Me. The girl who’s felt so powerless for so long.

  “You know exactly what you do to me, don’t you.” He says it as a statement, not a question, and my entire body goes warm at the tone of his voice, the look in his eyes. I don’t remove my hand from his face, letting my thumb streak across his bottom lip, and as he parts his lips I feel a gust of warm breath against my skin. A shiver moves through me.

  “What am I doing to you?” I want to hear him describe my effect on him. It’s a heady feeling, realizing my feminine power for the first time in my life. I want to revel in this moment.

  “Driving me insane.” He grabs hold of my wrist, circling his fingers around it as he brings my fingers more fully to his mouth. He drops kisses on my knuckles, his lips light as a feather, damp and hot and leaving me an aching, confused mess. “I don’t want to push you.”

  “You’re not,” I say quickly, my voice shaky. His lips on my skin send shock waves pulsing through my veins. It’s like nothing I’ve ever experienced before and I’m unusually greedy. I want more.

  His smile is gentle though his gaze is somber. “You’ve mentioned more than once that you’ve dealt with something terrible in your past.” He kisses the top of my hand, his gaze never leaving mine, intense and searching. The achy, fuzzy feeling inside me slowly dissipates, replaced with a slow trickle of dread. “I’d like it if you told me about it. You don’t have to tell me everything—I’m sure you’re probably not comfortable sharing the details—but I want to know. So I can understand.” I go completely stiff. How? How can I tell him? Not now. Not like this. There’s just . . . no way. Not yet. I don’t know him that well. What if I scare him away? “I . . .”
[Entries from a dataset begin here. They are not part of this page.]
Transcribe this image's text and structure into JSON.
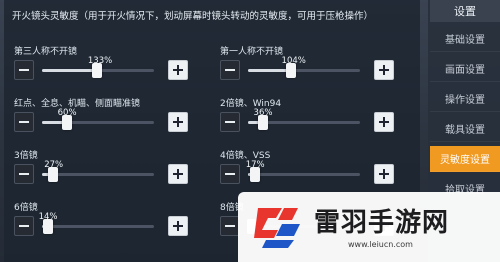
{
  "header": "开火镜头灵敏度（用于开火情况下，划动屏幕时镜头转动的灵敏度，可用于压枪操作）",
  "sliders": [
    {
      "label": "第三人称不开镜",
      "value": "133%",
      "fraction": 0.49
    },
    {
      "label": "第一人称不开镜",
      "value": "104%",
      "fraction": 0.38
    },
    {
      "label": "红点、全息、机瞄、侧面瞄准镜",
      "value": "60%",
      "fraction": 0.22
    },
    {
      "label": "2倍镜、Win94",
      "value": "36%",
      "fraction": 0.13
    },
    {
      "label": "3倍镜",
      "value": "27%",
      "fraction": 0.1
    },
    {
      "label": "4倍镜、VSS",
      "value": "17%",
      "fraction": 0.06
    },
    {
      "label": "6倍镜",
      "value": "14%",
      "fraction": 0.05
    },
    {
      "label": "8倍镜",
      "value": "",
      "fraction": 0.04
    }
  ],
  "sidebar": {
    "title": "设置",
    "items": [
      "基础设置",
      "画面设置",
      "操作设置",
      "载具设置",
      "灵敏度设置",
      "拾取设置"
    ],
    "active_index": 4
  },
  "watermark": {
    "brand": "雷羽手游网",
    "url": "www.leiucn.com"
  },
  "colors": {
    "accent": "#f09a22",
    "panel": "#1c2430"
  }
}
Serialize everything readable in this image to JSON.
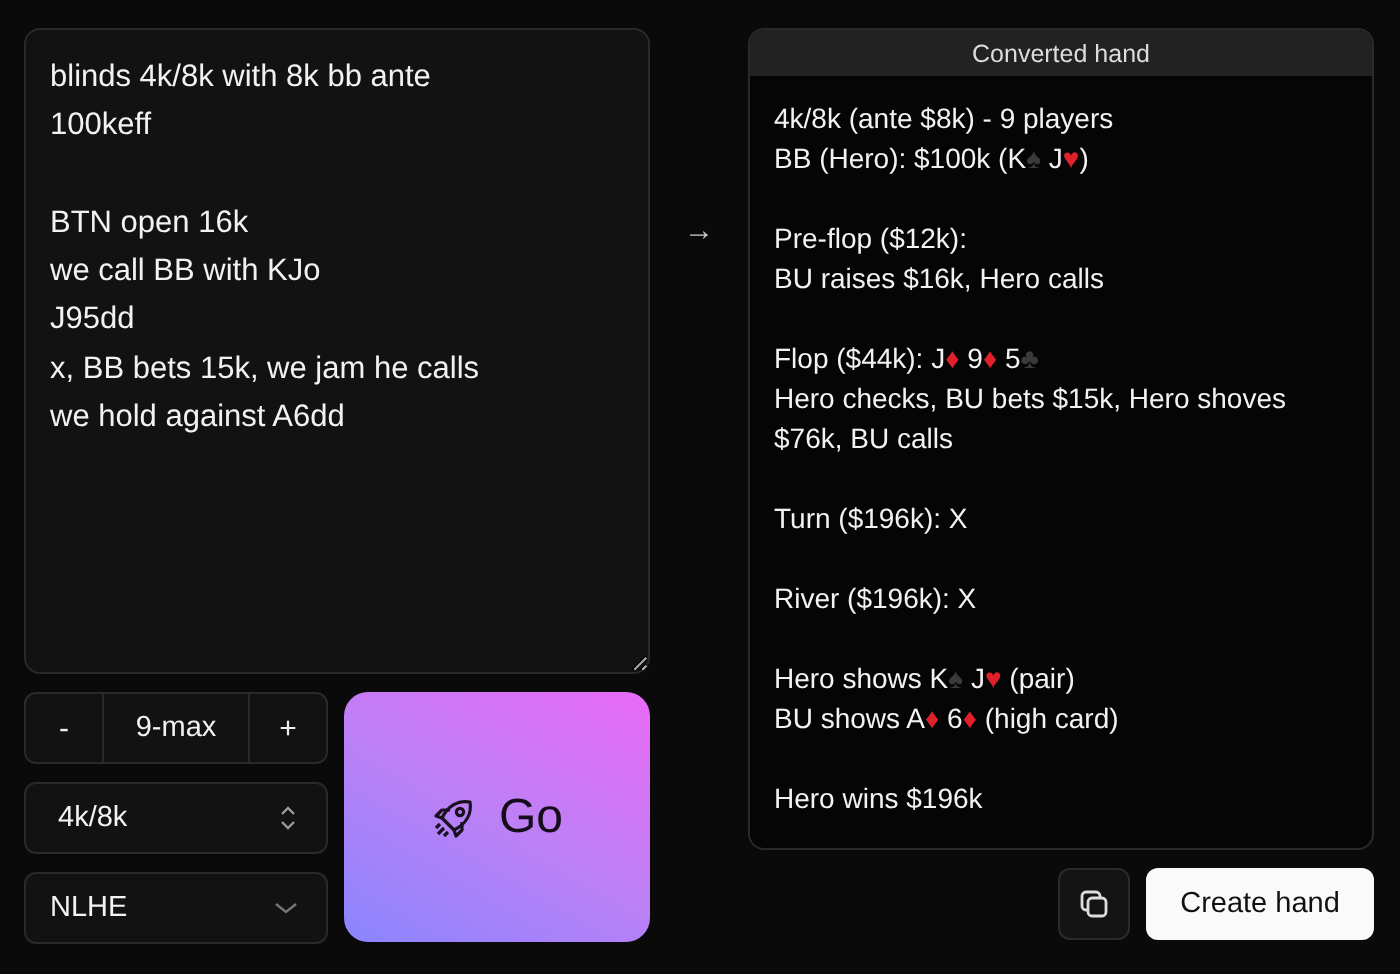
{
  "input": {
    "paragraphs": [
      [
        "blinds 4k/8k with 8k bb ante",
        "100keff"
      ],
      [
        "BTN open 16k",
        "we call BB with KJo",
        "J95dd",
        "x, BB bets 15k, we jam he calls",
        "we hold against A6dd"
      ]
    ]
  },
  "arrow": "→",
  "controls": {
    "stepper": {
      "minus": "-",
      "value": "9-max",
      "plus": "+"
    },
    "stakes": "4k/8k",
    "game": "NLHE"
  },
  "go_button": {
    "label": "Go"
  },
  "output": {
    "title": "Converted hand",
    "paragraphs": [
      [
        "4k/8k (ante $8k) - 9 players",
        "BB (Hero): $100k (K♠ J♥)"
      ],
      [
        "Pre-flop ($12k):",
        "BU raises $16k, Hero calls"
      ],
      [
        "Flop ($44k): J♦ 9♦ 5♣",
        "Hero checks, BU bets $15k, Hero shoves $76k, BU calls"
      ],
      [
        "Turn ($196k): X"
      ],
      [
        "River ($196k): X"
      ],
      [
        "Hero shows K♠ J♥ (pair)",
        "BU shows A♦ 6♦ (high card)"
      ],
      [
        "Hero wins $196k"
      ]
    ]
  },
  "actions": {
    "create_button": "Create hand"
  }
}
  His expression is immediately contrite. “If you don’t want to talk about it, I get it.” He squeezes my hand. “We can wait.” Frustration rolls through me and I disentangle my hand from his. I definitely don’t want to talk about what happened to me but I also don’t want to wait. I want more of what he has to offer. Being with Ethan is . . . a revelation. He doesn’t treat me like I’m made of glass, like I might shatter and fall apart at any given moment. That’s one of the reasons I enjoy spending time with him. He doesn’t know who I really am, what happened to me, and I like it.
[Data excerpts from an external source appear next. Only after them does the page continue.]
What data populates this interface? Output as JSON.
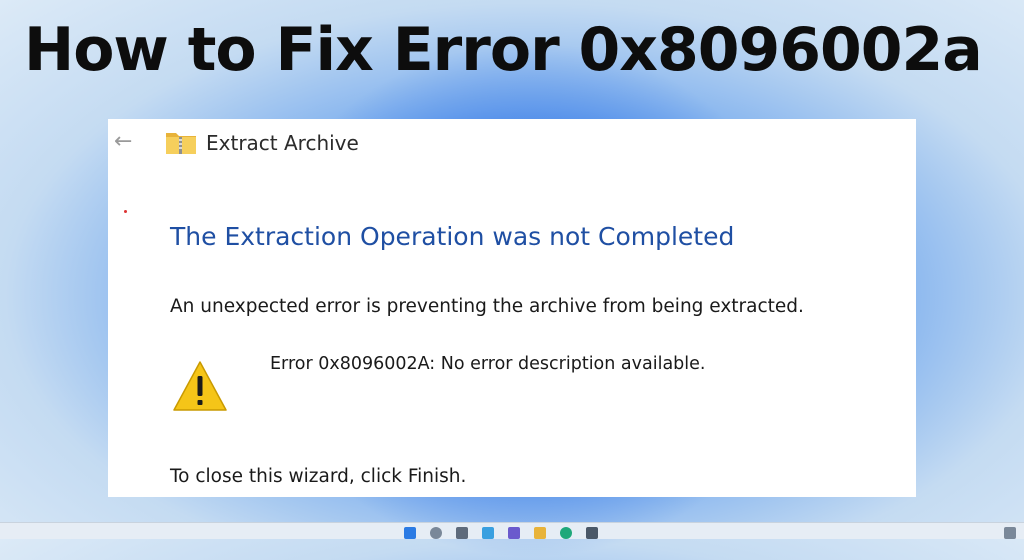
{
  "headline": "How to Fix Error 0x8096002a",
  "dialog": {
    "title": "Extract Archive",
    "heading": "The Extraction Operation was not Completed",
    "message": "An unexpected error is preventing the archive from being extracted.",
    "error_detail": "Error 0x8096002A: No error description available.",
    "footer": "To close this wizard, click Finish."
  },
  "icons": {
    "back": "arrow-left-icon",
    "folder": "zip-folder-icon",
    "warning": "warning-icon"
  },
  "colors": {
    "heading": "#1f4fa3",
    "warning": "#f5c518",
    "headline": "#0d0d0d"
  }
}
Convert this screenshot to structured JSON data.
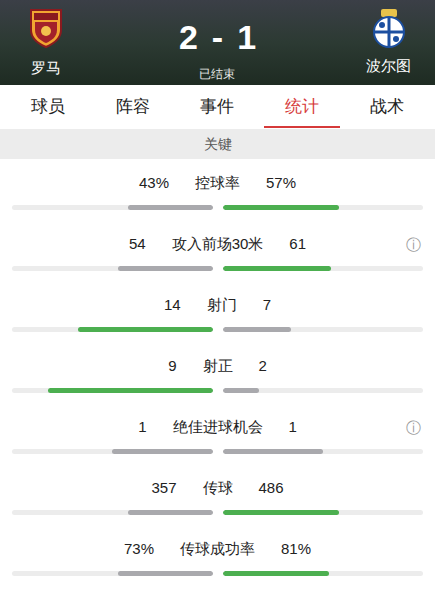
{
  "match": {
    "home": {
      "name": "罗马",
      "score": "2"
    },
    "away": {
      "name": "波尔图",
      "score": "1"
    },
    "separator": "-",
    "status": "已结束"
  },
  "tabs": [
    {
      "label": "球员",
      "selected": false
    },
    {
      "label": "阵容",
      "selected": false
    },
    {
      "label": "事件",
      "selected": false
    },
    {
      "label": "统计",
      "selected": true
    },
    {
      "label": "战术",
      "selected": false
    }
  ],
  "section": "关键",
  "stats": [
    {
      "label": "控球率",
      "home": "43%",
      "away": "57%",
      "home_level": 0.42,
      "away_level": 0.58,
      "home_leading": false,
      "away_leading": true
    },
    {
      "label": "攻入前场30米",
      "home": "54",
      "away": "61",
      "home_level": 0.47,
      "away_level": 0.54,
      "home_leading": false,
      "away_leading": true,
      "info": "ⓘ"
    },
    {
      "label": "射门",
      "home": "14",
      "away": "7",
      "home_level": 0.67,
      "away_level": 0.34,
      "home_leading": true,
      "away_leading": false
    },
    {
      "label": "射正",
      "home": "9",
      "away": "2",
      "home_level": 0.82,
      "away_level": 0.18,
      "home_leading": true,
      "away_leading": false
    },
    {
      "label": "绝佳进球机会",
      "home": "1",
      "away": "1",
      "home_level": 0.5,
      "away_level": 0.5,
      "home_leading": false,
      "away_leading": false,
      "info": "ⓘ"
    },
    {
      "label": "传球",
      "home": "357",
      "away": "486",
      "home_level": 0.42,
      "away_level": 0.58,
      "home_leading": false,
      "away_leading": true
    },
    {
      "label": "传球成功率",
      "home": "73%",
      "away": "81%",
      "home_level": 0.47,
      "away_level": 0.53,
      "home_leading": false,
      "away_leading": true
    }
  ]
}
  I can act normal, act like a regular woman who’s becoming involved with a gorgeous, thoughtful man. I might have blurted out a thing or two when I panicked the last time we were together but for the most part, he only knows who I am now, not the broken girl I was, and I love that.
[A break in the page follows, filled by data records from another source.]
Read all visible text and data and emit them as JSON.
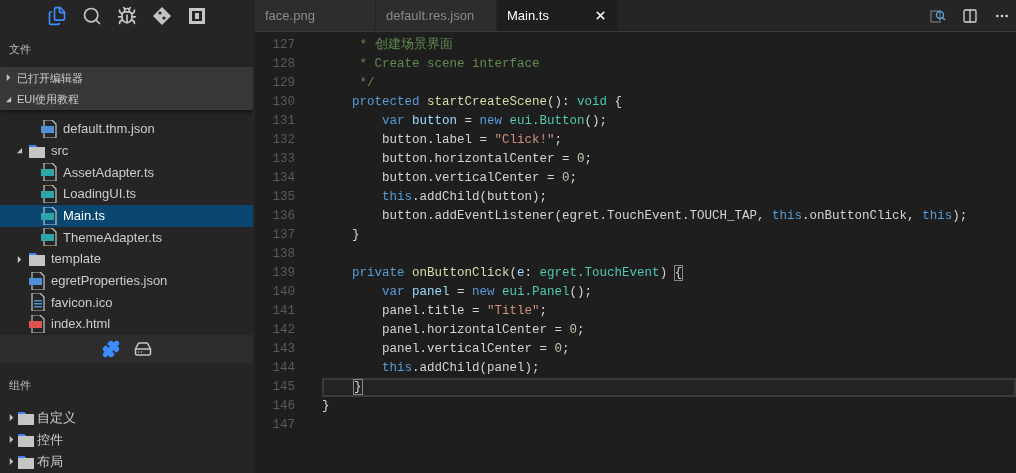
{
  "activity_bar": [
    {
      "kind": "files",
      "selected": true
    },
    {
      "kind": "search",
      "selected": false
    },
    {
      "kind": "debug",
      "selected": false
    },
    {
      "kind": "git",
      "selected": false
    },
    {
      "kind": "frame",
      "selected": false
    }
  ],
  "explorer": {
    "title": "文件",
    "sections": [
      {
        "label": "已打开编辑器",
        "expanded": false
      },
      {
        "label": "EUI使用教程",
        "expanded": true
      }
    ],
    "tree": [
      {
        "kind": "hidden_folder",
        "children": [
          {
            "kind": "json",
            "name": "default.thm.json",
            "selected": false
          }
        ]
      },
      {
        "kind": "folder",
        "name": "src",
        "expanded": true,
        "children": [
          {
            "kind": "ts",
            "name": "AssetAdapter.ts",
            "selected": false
          },
          {
            "kind": "ts",
            "name": "LoadingUI.ts",
            "selected": false
          },
          {
            "kind": "ts",
            "name": "Main.ts",
            "selected": true
          },
          {
            "kind": "ts",
            "name": "ThemeAdapter.ts",
            "selected": false
          }
        ]
      },
      {
        "kind": "folder",
        "name": "template",
        "expanded": false
      },
      {
        "kind": "json",
        "name": "egretProperties.json",
        "selected": false
      },
      {
        "kind": "text",
        "name": "favicon.ico",
        "selected": false
      },
      {
        "kind": "html",
        "name": "index.html",
        "selected": false
      }
    ],
    "toolbar": [
      {
        "kind": "puzzle"
      },
      {
        "kind": "drive"
      }
    ]
  },
  "components": {
    "title": "组件",
    "items": [
      {
        "label": "自定义",
        "expanded": false
      },
      {
        "label": "控件",
        "expanded": false
      },
      {
        "label": "布局",
        "expanded": false
      }
    ]
  },
  "tabs": [
    {
      "label": "face.png",
      "selected": false
    },
    {
      "label": "default.res.json",
      "selected": false
    },
    {
      "label": "Main.ts",
      "selected": true
    }
  ],
  "editor_actions": [
    {
      "kind": "find"
    },
    {
      "kind": "split"
    },
    {
      "kind": "more"
    }
  ],
  "lines": [
    {
      "number": "127",
      "current": false,
      "tokens": [
        {
          "t": "     * 创建场景界面",
          "kind": "comment"
        }
      ]
    },
    {
      "number": "128",
      "current": false,
      "tokens": [
        {
          "t": "     * Create scene interface",
          "kind": "comment"
        }
      ]
    },
    {
      "number": "129",
      "current": false,
      "tokens": [
        {
          "t": "     */",
          "kind": "comment"
        }
      ]
    },
    {
      "number": "130",
      "current": false,
      "tokens": [
        {
          "t": "    protected ",
          "kind": "keyword"
        },
        {
          "t": "startCreateScene",
          "kind": "function"
        },
        {
          "t": "(): ",
          "kind": "plain"
        },
        {
          "t": "void",
          "kind": "type"
        },
        {
          "t": " {",
          "kind": "plain"
        }
      ]
    },
    {
      "number": "131",
      "current": false,
      "tokens": [
        {
          "t": "        var ",
          "kind": "keyword"
        },
        {
          "t": "button",
          "kind": "variable"
        },
        {
          "t": " = ",
          "kind": "plain"
        },
        {
          "t": "new ",
          "kind": "keyword"
        },
        {
          "t": "eui.Button",
          "kind": "type"
        },
        {
          "t": "();",
          "kind": "plain"
        }
      ]
    },
    {
      "number": "132",
      "current": false,
      "tokens": [
        {
          "t": "        button.label = ",
          "kind": "plain"
        },
        {
          "t": "\"Click!\"",
          "kind": "string"
        },
        {
          "t": ";",
          "kind": "plain"
        }
      ]
    },
    {
      "number": "133",
      "current": false,
      "tokens": [
        {
          "t": "        button.horizontalCenter = ",
          "kind": "plain"
        },
        {
          "t": "0",
          "kind": "number"
        },
        {
          "t": ";",
          "kind": "plain"
        }
      ]
    },
    {
      "number": "134",
      "current": false,
      "tokens": [
        {
          "t": "        button.verticalCenter = ",
          "kind": "plain"
        },
        {
          "t": "0",
          "kind": "number"
        },
        {
          "t": ";",
          "kind": "plain"
        }
      ]
    },
    {
      "number": "135",
      "current": false,
      "tokens": [
        {
          "t": "        this",
          "kind": "keyword"
        },
        {
          "t": ".addChild(button);",
          "kind": "plain"
        }
      ]
    },
    {
      "number": "136",
      "current": false,
      "tokens": [
        {
          "t": "        button.addEventListener(egret.TouchEvent.TOUCH_TAP, ",
          "kind": "plain"
        },
        {
          "t": "this",
          "kind": "keyword"
        },
        {
          "t": ".onButtonClick, ",
          "kind": "plain"
        },
        {
          "t": "this",
          "kind": "keyword"
        },
        {
          "t": ");",
          "kind": "plain"
        }
      ]
    },
    {
      "number": "137",
      "current": false,
      "tokens": [
        {
          "t": "    }",
          "kind": "plain"
        }
      ]
    },
    {
      "number": "138",
      "current": false
    },
    {
      "number": "139",
      "current": false,
      "tokens": [
        {
          "t": "    private ",
          "kind": "keyword"
        },
        {
          "t": "onButtonClick",
          "kind": "function"
        },
        {
          "t": "(",
          "kind": "plain"
        },
        {
          "t": "e",
          "kind": "variable"
        },
        {
          "t": ": ",
          "kind": "plain"
        },
        {
          "t": "egret.TouchEvent",
          "kind": "type"
        },
        {
          "t": ") ",
          "kind": "plain"
        },
        {
          "t": "{",
          "kind": "bracket_match"
        }
      ]
    },
    {
      "number": "140",
      "current": false,
      "tokens": [
        {
          "t": "        var ",
          "kind": "keyword"
        },
        {
          "t": "panel",
          "kind": "variable"
        },
        {
          "t": " = ",
          "kind": "plain"
        },
        {
          "t": "new ",
          "kind": "keyword"
        },
        {
          "t": "eui.Panel",
          "kind": "type"
        },
        {
          "t": "();",
          "kind": "plain"
        }
      ]
    },
    {
      "number": "141",
      "current": false,
      "tokens": [
        {
          "t": "        panel.title = ",
          "kind": "plain"
        },
        {
          "t": "\"Title\"",
          "kind": "string"
        },
        {
          "t": ";",
          "kind": "plain"
        }
      ]
    },
    {
      "number": "142",
      "current": false,
      "tokens": [
        {
          "t": "        panel.horizontalCenter = ",
          "kind": "plain"
        },
        {
          "t": "0",
          "kind": "number"
        },
        {
          "t": ";",
          "kind": "plain"
        }
      ]
    },
    {
      "number": "143",
      "current": false,
      "tokens": [
        {
          "t": "        panel.verticalCenter = ",
          "kind": "plain"
        },
        {
          "t": "0",
          "kind": "number"
        },
        {
          "t": ";",
          "kind": "plain"
        }
      ]
    },
    {
      "number": "144",
      "current": false,
      "tokens": [
        {
          "t": "        this",
          "kind": "keyword"
        },
        {
          "t": ".addChild(panel);",
          "kind": "plain"
        }
      ]
    },
    {
      "number": "145",
      "current": true,
      "tokens": [
        {
          "t": "    }",
          "kind": "bracket_match"
        }
      ]
    },
    {
      "number": "146",
      "current": false,
      "tokens": [
        {
          "t": "}",
          "kind": "plain"
        }
      ]
    },
    {
      "number": "147",
      "current": false
    }
  ]
}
  I want it to stay that way. I just don’t know how to put it all into words, how to ask for what I want.

  So I don’t ask. I do what Ethan’s done all evening.

  I just take.

  One minute she’s looking sort of pissed and conflicted as she watches me and the next, she’s in my arms, her slender body pressed close to me, her arms around my neck and her lush mouth finding mine. She gave me no warning, never said a word, just jumped into my arms and is now straddling me, her bent legs on either side of my hips, her chest pressed against mine as we kiss.

  I slowly wrap my arms around her, anchoring her to me. She’s warm and soft, her mouth insistent, frustration seeming to vibrate from her directly into me. I feel like I can absorb her tumultuous emotions and all I want to do is calm her.

  Claim her.

  Reaching for the back of her head, I cup her there, my fingers in her hair, tugging a little so I can separate our mouths.

  “Slow down a little,” I whisper, my lips moving against hers as I talk. Christ, it feels good, having her like this. Eager and willing and unabashedly greedy. A man could get used to this. I want to get used to this, but I refuse to push. I tried my damnedest to get her to confess, but she wasn’t having it.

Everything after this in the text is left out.